Le lien maternel est également exploré du point de vue inverse. « Sorrowful Soil », la première des deux chansons dédiées à Hildur Rúna, la mère de Björk, décédée en 2018 et bien connue pour son activisme et son style de vie hippie, est un énorme hymne choral d’église qui ne peut pas sonner plus « Medúlla » ni ses paroles sont plus Björk dans sa description d’une mère qui pond « des œufs et des nids » et les recouvre de son « tissu émotionnel ». « Ancêtre », l’élégie suivante, où Sindri met des chœurs, prend une forme beaucoup plus épique, comme une chanson impériale chinoise, dans laquelle Guđmunsdóttir raconte pendant sept minutes angoissées et belles la mort de sa mère avec la franchise lyrique qui la caractérise, tandis que l’instrumentation comprend des percussions de gong et des rythmes tranchants qui reproduisent une bataille d’épées (entre la vie et la mort ?). Dans ce contexte, la fermeture de ‘A Mother’s House’ est particulièrement émouvante, où Ísadóra visite la maison de sa mère non plus en tant que locataire, mais en tant qu’invitée, entre de beaux arrangements de clarinette et de cordes qui transmettent une sensation chaleureuse.

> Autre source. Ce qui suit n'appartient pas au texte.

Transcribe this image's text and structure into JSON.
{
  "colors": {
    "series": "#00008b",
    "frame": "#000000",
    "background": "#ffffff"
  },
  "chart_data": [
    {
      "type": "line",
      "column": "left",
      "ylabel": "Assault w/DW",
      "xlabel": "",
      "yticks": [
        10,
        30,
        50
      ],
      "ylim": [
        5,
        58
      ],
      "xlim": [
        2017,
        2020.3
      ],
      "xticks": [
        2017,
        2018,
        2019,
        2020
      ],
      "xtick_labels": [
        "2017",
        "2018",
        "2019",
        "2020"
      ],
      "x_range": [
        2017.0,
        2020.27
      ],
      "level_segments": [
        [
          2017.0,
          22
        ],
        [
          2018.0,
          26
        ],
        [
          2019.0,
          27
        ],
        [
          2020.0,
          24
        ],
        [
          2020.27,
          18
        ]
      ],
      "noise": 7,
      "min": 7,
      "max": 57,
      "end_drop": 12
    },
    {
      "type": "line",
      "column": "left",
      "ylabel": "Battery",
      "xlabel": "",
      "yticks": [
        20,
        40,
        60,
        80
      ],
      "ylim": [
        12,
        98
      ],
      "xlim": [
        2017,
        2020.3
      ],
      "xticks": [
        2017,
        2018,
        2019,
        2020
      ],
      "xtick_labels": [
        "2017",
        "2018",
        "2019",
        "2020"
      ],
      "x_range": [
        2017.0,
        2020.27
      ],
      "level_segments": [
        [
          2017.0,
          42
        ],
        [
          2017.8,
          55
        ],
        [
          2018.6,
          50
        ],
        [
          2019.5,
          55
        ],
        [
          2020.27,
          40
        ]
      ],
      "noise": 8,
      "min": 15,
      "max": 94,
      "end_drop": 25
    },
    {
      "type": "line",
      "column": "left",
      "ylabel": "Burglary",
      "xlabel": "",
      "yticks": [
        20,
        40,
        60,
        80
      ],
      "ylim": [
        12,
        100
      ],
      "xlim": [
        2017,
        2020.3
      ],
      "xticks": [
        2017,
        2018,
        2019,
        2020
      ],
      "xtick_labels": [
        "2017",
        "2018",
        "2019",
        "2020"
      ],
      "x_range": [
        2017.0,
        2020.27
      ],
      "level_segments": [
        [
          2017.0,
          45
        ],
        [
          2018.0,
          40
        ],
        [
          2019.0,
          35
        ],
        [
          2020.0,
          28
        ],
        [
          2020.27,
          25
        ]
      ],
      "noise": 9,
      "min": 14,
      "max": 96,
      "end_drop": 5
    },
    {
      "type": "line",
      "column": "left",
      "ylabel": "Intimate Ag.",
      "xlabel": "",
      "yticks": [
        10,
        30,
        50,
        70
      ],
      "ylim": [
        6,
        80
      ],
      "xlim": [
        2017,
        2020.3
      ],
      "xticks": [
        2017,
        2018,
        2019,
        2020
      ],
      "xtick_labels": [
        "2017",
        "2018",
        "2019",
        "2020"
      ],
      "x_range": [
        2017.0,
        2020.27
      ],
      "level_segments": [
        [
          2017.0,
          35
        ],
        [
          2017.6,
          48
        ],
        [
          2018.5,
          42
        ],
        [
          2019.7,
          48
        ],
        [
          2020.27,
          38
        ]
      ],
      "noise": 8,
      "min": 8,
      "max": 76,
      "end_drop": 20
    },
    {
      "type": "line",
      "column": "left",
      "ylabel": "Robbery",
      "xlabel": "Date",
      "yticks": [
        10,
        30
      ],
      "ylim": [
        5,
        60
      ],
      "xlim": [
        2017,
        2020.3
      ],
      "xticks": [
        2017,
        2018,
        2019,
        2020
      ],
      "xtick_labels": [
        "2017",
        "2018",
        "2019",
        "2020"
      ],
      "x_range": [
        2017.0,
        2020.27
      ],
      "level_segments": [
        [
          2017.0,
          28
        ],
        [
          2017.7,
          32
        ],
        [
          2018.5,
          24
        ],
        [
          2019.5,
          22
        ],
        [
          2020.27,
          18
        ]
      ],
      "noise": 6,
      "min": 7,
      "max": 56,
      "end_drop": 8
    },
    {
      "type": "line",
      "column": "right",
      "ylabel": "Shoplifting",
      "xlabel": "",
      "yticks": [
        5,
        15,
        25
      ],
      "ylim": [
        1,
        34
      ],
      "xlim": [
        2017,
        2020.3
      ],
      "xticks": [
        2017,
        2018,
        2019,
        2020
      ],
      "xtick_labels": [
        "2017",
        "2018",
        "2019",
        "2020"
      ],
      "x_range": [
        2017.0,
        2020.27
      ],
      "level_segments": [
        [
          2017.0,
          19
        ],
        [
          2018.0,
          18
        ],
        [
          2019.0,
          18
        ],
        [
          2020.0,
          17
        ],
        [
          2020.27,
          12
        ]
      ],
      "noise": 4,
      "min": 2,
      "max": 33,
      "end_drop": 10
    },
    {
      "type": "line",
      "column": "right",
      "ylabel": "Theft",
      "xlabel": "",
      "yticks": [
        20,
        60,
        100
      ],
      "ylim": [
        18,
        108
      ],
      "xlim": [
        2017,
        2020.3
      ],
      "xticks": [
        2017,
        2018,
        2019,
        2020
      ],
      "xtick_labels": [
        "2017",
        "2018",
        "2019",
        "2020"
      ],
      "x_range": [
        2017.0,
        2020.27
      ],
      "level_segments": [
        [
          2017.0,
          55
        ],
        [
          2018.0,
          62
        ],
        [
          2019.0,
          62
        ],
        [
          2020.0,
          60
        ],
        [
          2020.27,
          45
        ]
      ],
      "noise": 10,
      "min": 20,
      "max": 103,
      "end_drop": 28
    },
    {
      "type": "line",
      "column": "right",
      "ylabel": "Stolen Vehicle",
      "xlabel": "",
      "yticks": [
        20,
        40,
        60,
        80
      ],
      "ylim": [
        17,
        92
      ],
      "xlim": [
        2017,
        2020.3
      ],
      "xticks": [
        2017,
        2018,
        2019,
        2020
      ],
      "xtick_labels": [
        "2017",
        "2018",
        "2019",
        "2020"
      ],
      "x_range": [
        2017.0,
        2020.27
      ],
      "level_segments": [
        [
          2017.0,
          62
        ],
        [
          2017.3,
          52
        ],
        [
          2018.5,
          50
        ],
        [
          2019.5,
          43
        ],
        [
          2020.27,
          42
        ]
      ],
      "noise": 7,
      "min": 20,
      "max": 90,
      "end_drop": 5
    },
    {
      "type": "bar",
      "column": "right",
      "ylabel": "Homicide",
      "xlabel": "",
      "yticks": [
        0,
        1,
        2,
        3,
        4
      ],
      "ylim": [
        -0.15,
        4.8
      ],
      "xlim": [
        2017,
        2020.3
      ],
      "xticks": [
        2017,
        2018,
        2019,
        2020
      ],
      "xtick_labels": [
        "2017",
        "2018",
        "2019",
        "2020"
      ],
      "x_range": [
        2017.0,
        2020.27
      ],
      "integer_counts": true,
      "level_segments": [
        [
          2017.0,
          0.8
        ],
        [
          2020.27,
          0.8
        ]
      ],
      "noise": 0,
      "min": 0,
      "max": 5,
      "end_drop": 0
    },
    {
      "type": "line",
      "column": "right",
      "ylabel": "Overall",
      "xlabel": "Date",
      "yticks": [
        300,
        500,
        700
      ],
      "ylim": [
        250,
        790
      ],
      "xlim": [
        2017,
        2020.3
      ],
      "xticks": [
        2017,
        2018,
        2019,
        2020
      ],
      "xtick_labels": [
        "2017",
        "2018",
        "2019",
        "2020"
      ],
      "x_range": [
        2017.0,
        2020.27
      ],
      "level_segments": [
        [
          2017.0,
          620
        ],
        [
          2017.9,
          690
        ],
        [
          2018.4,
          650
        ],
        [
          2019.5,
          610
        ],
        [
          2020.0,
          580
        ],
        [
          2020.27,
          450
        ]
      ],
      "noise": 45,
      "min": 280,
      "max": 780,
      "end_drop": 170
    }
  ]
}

Cependant, Björk a précisé que ‘Fossora’ n’est pas du tout un album de deuil et, en fait, la composition la plus sombre de l’album, ‘Victimhood’, étouffante dans son mélange de clarinettes dissonantes et anguleuses et de rythmes techno industriels, lui est dédiée. divorcer. Et, même ainsi, il ne se vautre pas dans la misère ; au contraire, il cherche à s’en sortir. « Je pensais que le monde me devait de l’amour » est l’une des phrases qui sortent de la bouche de Björk alors qu’elle surmonte le sentiment de victime que lui a laissé la perte de sa famille, de sa « mission commune » avec Matthew Barney, comme elle le raconte dans ‘Vulnicura’. En revanche, l’Islandais ne pouvait pas sonner plus amoureux sur ‘Freefall’, où il est possible d’entendre des influences -eye-pop des années 50 ; ni plus heureux sur ‘Allow’, une fantaisie pour flûte tirée des sessions ‘Utopia’ où la Norvégienne Emilie Nichols fait les chœurs. Il est chanté du point de vue d’une plante qui pousse grâce à l’amour, une image qui résume tout le contenu de ‘Fossora’, une œuvre qui rend hommage aux liens familiaux et amoureux, passés et présents, dans laquelle Björk trouve votre force.